What I have in mind is a dummy coil like this :

- air core
- 0.2mm dia wire
- large area compared to a pickup, possibly rectangular shaped
- wound together as one coil package with several taps connected to a switch array
- connected in series with a pickup.

The switches would make it possible to dial "any" number of coil turns.

I assumed a linear relation between the number of turns and the hum field caused voltage.

The large area would involve lesser turns, making the coil inductance quadratically smaller for less impact on tone.

Is there anything I am overlooking? Influences from coil segments that are switched off?

Cheers,
Lucas

Joe Gwinn
09-07-2006, 03:13 AM
Thanks for the answer, Joe, though it confuses me somewhat.

What I have in mind is a dummy coil like this :

- air core
- 0.2mm dia wire
- large area compared to a pickup, possibly rectangular shaped
- wound together as one coil package with several taps connected to a switch array
- connected in series with a pickup.

The switches would make it possible to dial "any" number of coil turns. So far, so good.

I assumed a linear relation between the number of turns and the hum field caused voltage.

The large area would involve lesser turns, making the coil inductance quadratically smaller for less impact on tone. For a given coil shape and size, induced voltage will be directly proportional to turns count, while inductance will vary as the square of the turns count.

The actual rule is that given a uniform hum field, the induced voltage is proportional to the area-turns product of the dummy coil. This is the area of the average turn multiplied by the number of turns.

Is there anything I am overlooking? Influences from coil segments that are switched off? Not that jumps out at me. Open coils are invisible in this setup.

If you have a good voltmeter, you can figure out the correct number of turns. Take a dummy coil with a known number of turns and the pickup to be cancelled. Put both in the same hum field, and measure the resulting hum voltages. The objective is to make these two voltages the same.

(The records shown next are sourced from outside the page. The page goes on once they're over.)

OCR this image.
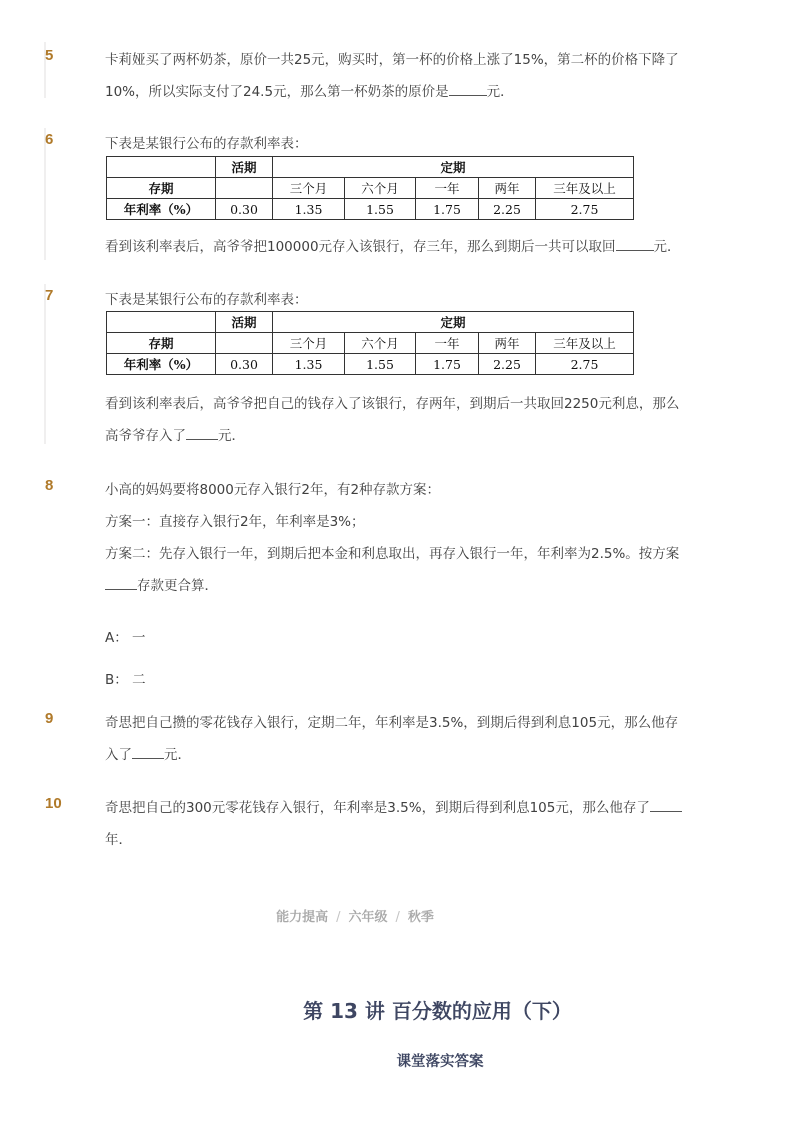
5	卡莉娅买了两杯奶茶，原价一共25元，购买时，第一杯的价格上涨了15%，第二杯的价格下降了
10%，所以实际支付了24.5元，那么第一杯奶茶的原价是	元．
6	下表是某银行公布的存款利率表：
	活期	定期				
存期		三个月	六个月	一年	两年	三年及以上
年利率（%）	0.30	1.35	1.55	1.75	2.25	2.75
看到该利率表后，高爷爷把100000元存入该银行，存三年，那么到期后一共可以取回	元．
7	下表是某银行公布的存款利率表：
	活期	定期				
存期		三个月	六个月	一年	两年	三年及以上
年利率（%）	0.30	1.35	1.55	1.75	2.25	2.75
看到该利率表后，高爷爷把自己的钱存入了该银行，存两年，到期后一共取回2250元利息，那么
高爷爷存入了 元．
8	小高的妈妈要将8000元存入银行2年，有2种存款方案：
方案一：直接存入银行2年，年利率是3%；
方案二：先存入银行一年，到期后把本金和利息取出，再存入银行一年，年利率为2.5%。按方案
存款更合算．
A： 一
B： 二
9	奇思把自己攒的零花钱存入银行，定期二年，年利率是3.5%，到期后得到利息105元，那么他存
入了 元．
10	奇思把自己的300元零花钱存入银行，年利率是3.5%，到期后得到利息105元，那么他存了
年．
能力提高 / 六年级 / 秋季
第 13 讲 百分数的应用（下）
课堂落实答案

Compute the correct turns count using the following formula:

NewDummyTurnsCount= (MeasuredPickupVoltage/MeasuredDummyVoltage)*OldDummyTurnsCount

Make a new dummy coil with the exact size and shape as the old dummy coil, but with the computed number of turns. No switch needed.

This should allow for near perfect hum cancellation.

LVS
09-07-2006, 08:45 PM
Understood, thanks - it's reassuring you confirm my assumptions, which I expressed in a somewhat unstructured way. I was aware of the Area-Turns product : I was gonna start from an estimation of Area x Turns of a P-90 to apply to the dummy, and then increase the dummy's calculated number of turns to a number satisfying that powers-of-2 formula.

The method you describe to use voltage ratio to build a new coil is more simple, I must admit.

This er, "binary" dummy coil idea is actually a spinoff of a few guitar pickups I made in the same manner. I'm gonna give it a go anyway. For the experience, and as a tryout alternative to Mr. Suhr's pot-adjustable coil.

Cheers,
Lucas

Dave Kerr
09-08-2006, 01:38 AM
How about the gauge of the wire in the dummy coil? For a given area and turn count, what would the effect be on the induced voltage by substituting 37 AWG wire (.0068" dia) for 43 AWG (.0036)? Assume that the size of the coil is rather large, so the increased thickness of the wire doesn't contribute appreciably to the outside diameter of the coil.

Joe Gwinn
09-08-2006, 04:26 AM
How about the gauge of the wire in the dummy coil? For a given area and turn count, what would the effect be on the induced voltage by substituting 37 AWG wire (.0068" dia) for 43 AWG (.0036)? Assume that the size of the coil is rather large, so the increased thickness of the wire doesn't contribute appreciably to the outside diameter of the coil.Won't make the slightest difference, and #37 is far easier to handle.

Thorny
09-08-2006, 06:44 AM
I had a Kramer Classic (their answer to a 62 reissue at that time - mid-to-late 80s). It had three duncan alnico single coils with a 4th reverse wound one mounted inside the cavity but underneath the pickguard. It was used to noise cancel the 3 pickup that were mounted normally. It worked well, but took a little bit of the top end off of the pickup in my opinion. But I do think it worked better than most solutions or humbucking replacements.